Она посмотрела на него сначала удивленно, потом взгляд ее затуманился привычной снисходительностью пополам с насмешливостью. Он снова спросил, настаивая:

— У тебя кто-то есть, да?

— Ой, ну что тебе за охота пришла ревностью заниматься на ночь глядя. Я так устала, Дим, честное слово! Такой день был трудный…

— Да, трудный. И потому ты с обеда куда-то укатила. Вместе с Маратом. Я видел.

— Ну, видел, и что? Это совсем ничего не значит…

— Марат — твой любовник? И давно это у вас? Можешь не говорить ничего в оправдание, потому что я знаю, что это правда!

Марта долго смотрела на него, молчала. Не было в ее взгляде больше ни насмешливости, ни снисходительности. Наоборот, появилась едва ощутимая нотка усталого раздражения — вот привязался, мол… Потом произнесла тихо:

— Ну зачем вообще было этот разговор заводить, а, Дим? Тем более ты все знаешь. Или ты хочешь, чтобы я на колени перед тобой упала и пеплом голову посыпала? Ну зачем, скажи…

— Затем, что так нельзя. Или ты думаешь, что это будет продолжаться до бесконечности? Нет, зря ты так думаешь. Я тоже живой человек, и у меня тоже есть чувство собственного достоинства.

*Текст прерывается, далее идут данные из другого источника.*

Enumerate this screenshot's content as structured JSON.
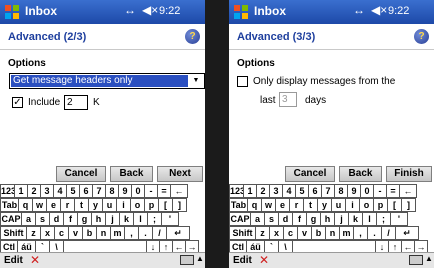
{
  "titlebar": {
    "title": "Inbox",
    "time": "9:22",
    "net_icon": "↔",
    "volume_icon": "◀×"
  },
  "screen1": {
    "header": "Advanced (2/3)",
    "options_label": "Options",
    "dropdown_value": "Get message headers only",
    "include_checked": true,
    "include_label": "Include",
    "include_value": "2",
    "include_unit": "K",
    "buttons": {
      "cancel": "Cancel",
      "back": "Back",
      "next": "Next"
    }
  },
  "screen2": {
    "header": "Advanced (3/3)",
    "options_label": "Options",
    "only_display_checked": false,
    "only_display_label": "Only display messages from the",
    "last_label": "last",
    "last_value": "3",
    "days_label": "days",
    "buttons": {
      "cancel": "Cancel",
      "back": "Back",
      "finish": "Finish"
    }
  },
  "keyboard": {
    "row1": [
      "123",
      "1",
      "2",
      "3",
      "4",
      "5",
      "6",
      "7",
      "8",
      "9",
      "0",
      "-",
      "=",
      "←"
    ],
    "row2": [
      "Tab",
      "q",
      "w",
      "e",
      "r",
      "t",
      "y",
      "u",
      "i",
      "o",
      "p",
      "[",
      "]"
    ],
    "row3": [
      "CAP",
      "a",
      "s",
      "d",
      "f",
      "g",
      "h",
      "j",
      "k",
      "l",
      ";",
      "'"
    ],
    "row4": [
      "Shift",
      "z",
      "x",
      "c",
      "v",
      "b",
      "n",
      "m",
      ",",
      ".",
      "/",
      "↵"
    ],
    "row5": [
      "Ctl",
      "áü",
      "`",
      "\\",
      "",
      "↓",
      "↑",
      "←",
      "→"
    ]
  },
  "menubar": {
    "edit_label": "Edit",
    "close_icon": "✕",
    "keyboard_icon": "keyboard-icon",
    "up_icon": "▲"
  },
  "help_icon": "?",
  "colors": {
    "titlebar": "#1d49a8",
    "header_text": "#1e3f9e",
    "selection": "#2a4fc0"
  }
}
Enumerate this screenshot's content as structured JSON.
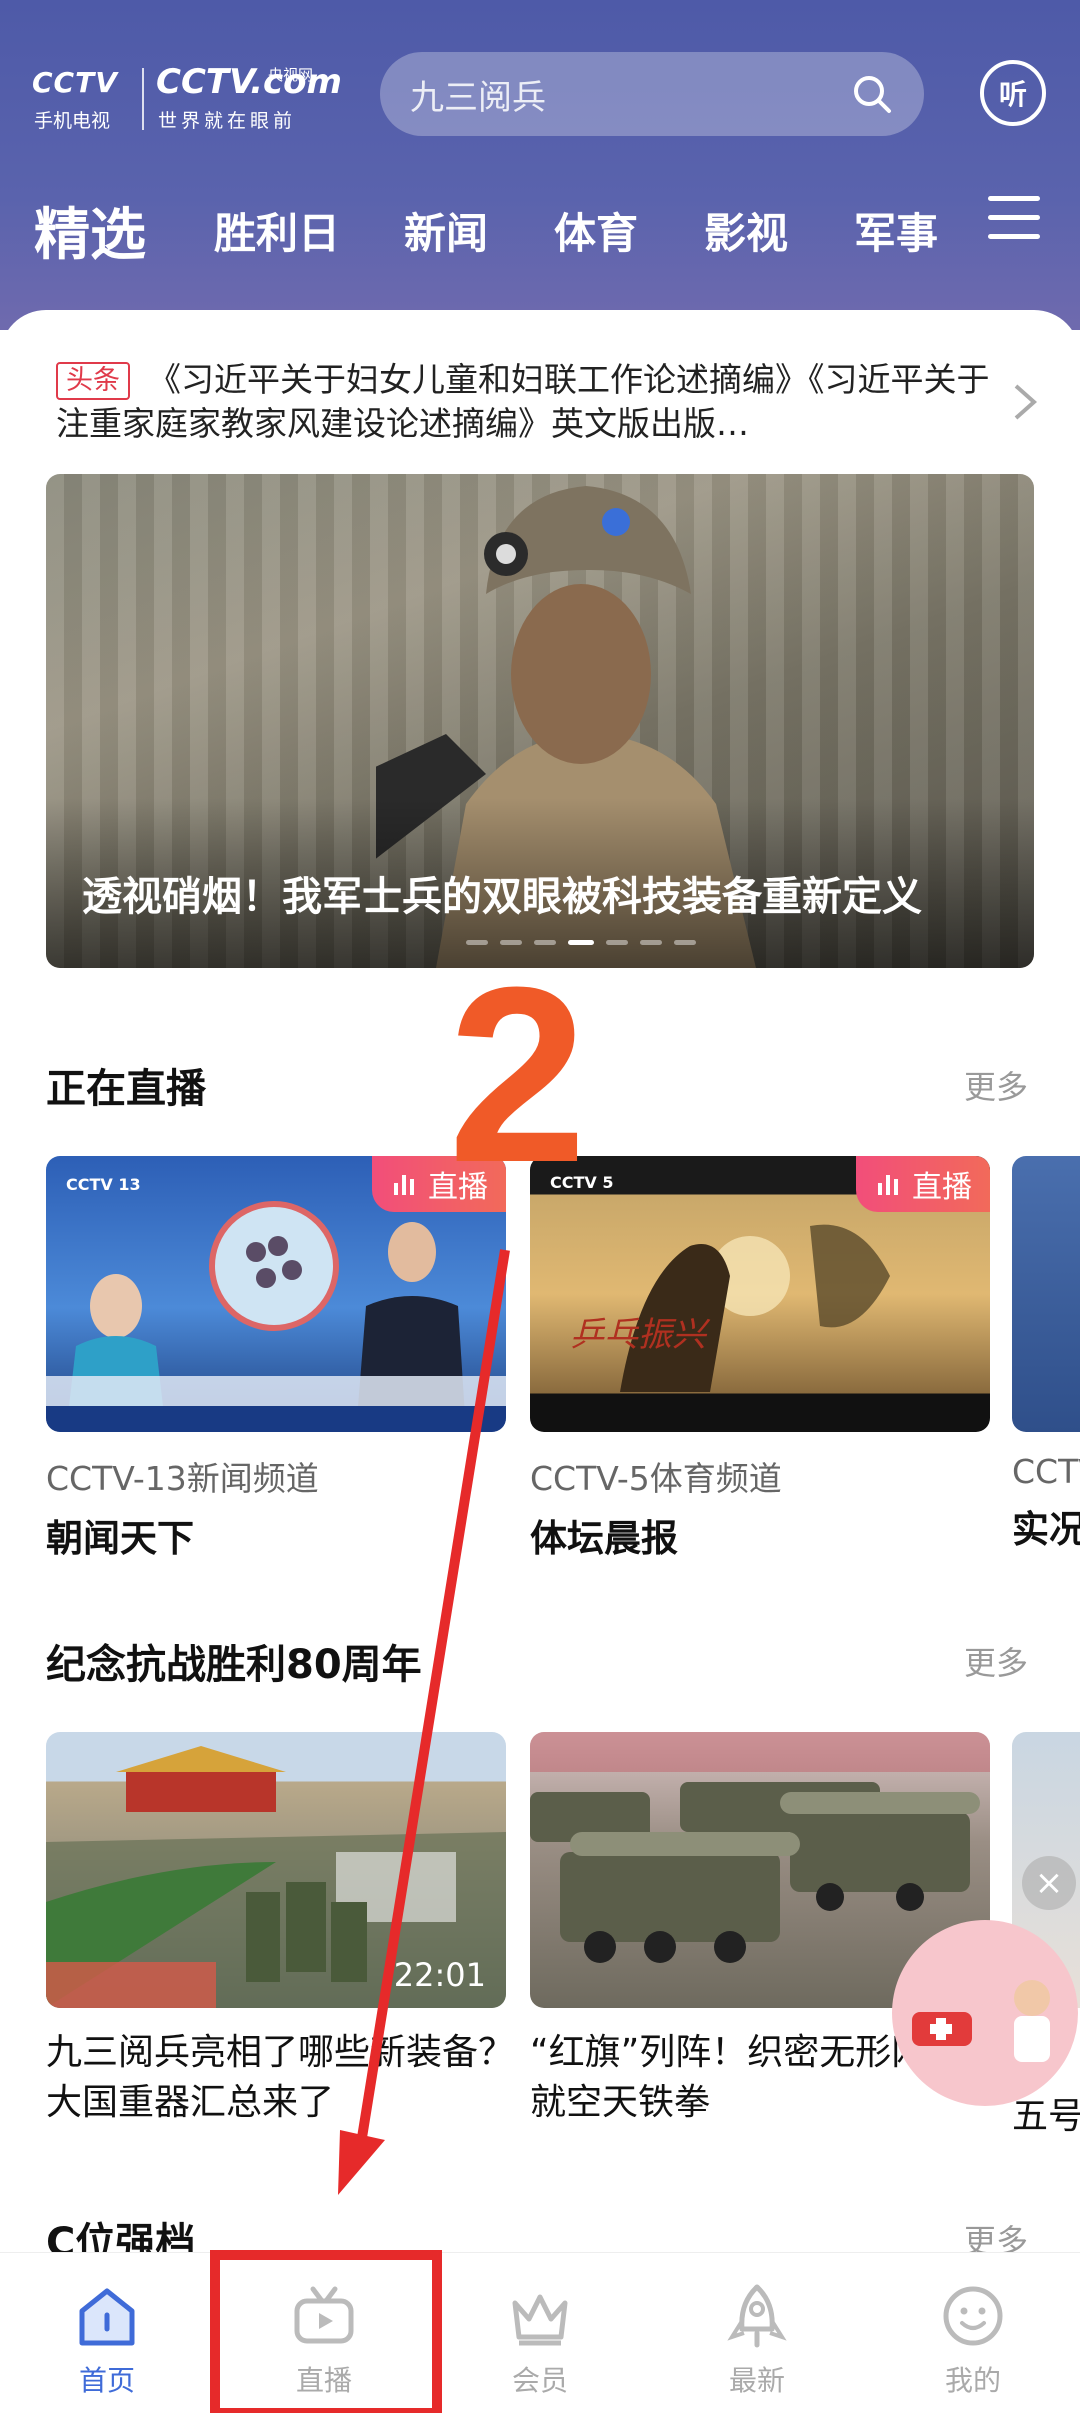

— Хм… Собственное достоинство, говоришь? А где оно у тебя, а? В каком таком месте? Ну же, покажи мне его, милый! Что же ты не вспоминал о нем, когда тебя на хорошую работу устраивали? Не вспоминал, когда в эту квартиру переезжал? Или, может, ты вспоминаешь о нем, когда подходишь к холодильнику, набитому вкусной едой и немецким пивом? Ведь не вспоминаешь, правда? И правильно, и не надо! Живи себе в свое удовольствие, пользуйся дарами судьбы. Чего тебе еще не хватает, милый? Смотри-ка, о собственном достоинстве он заговорил…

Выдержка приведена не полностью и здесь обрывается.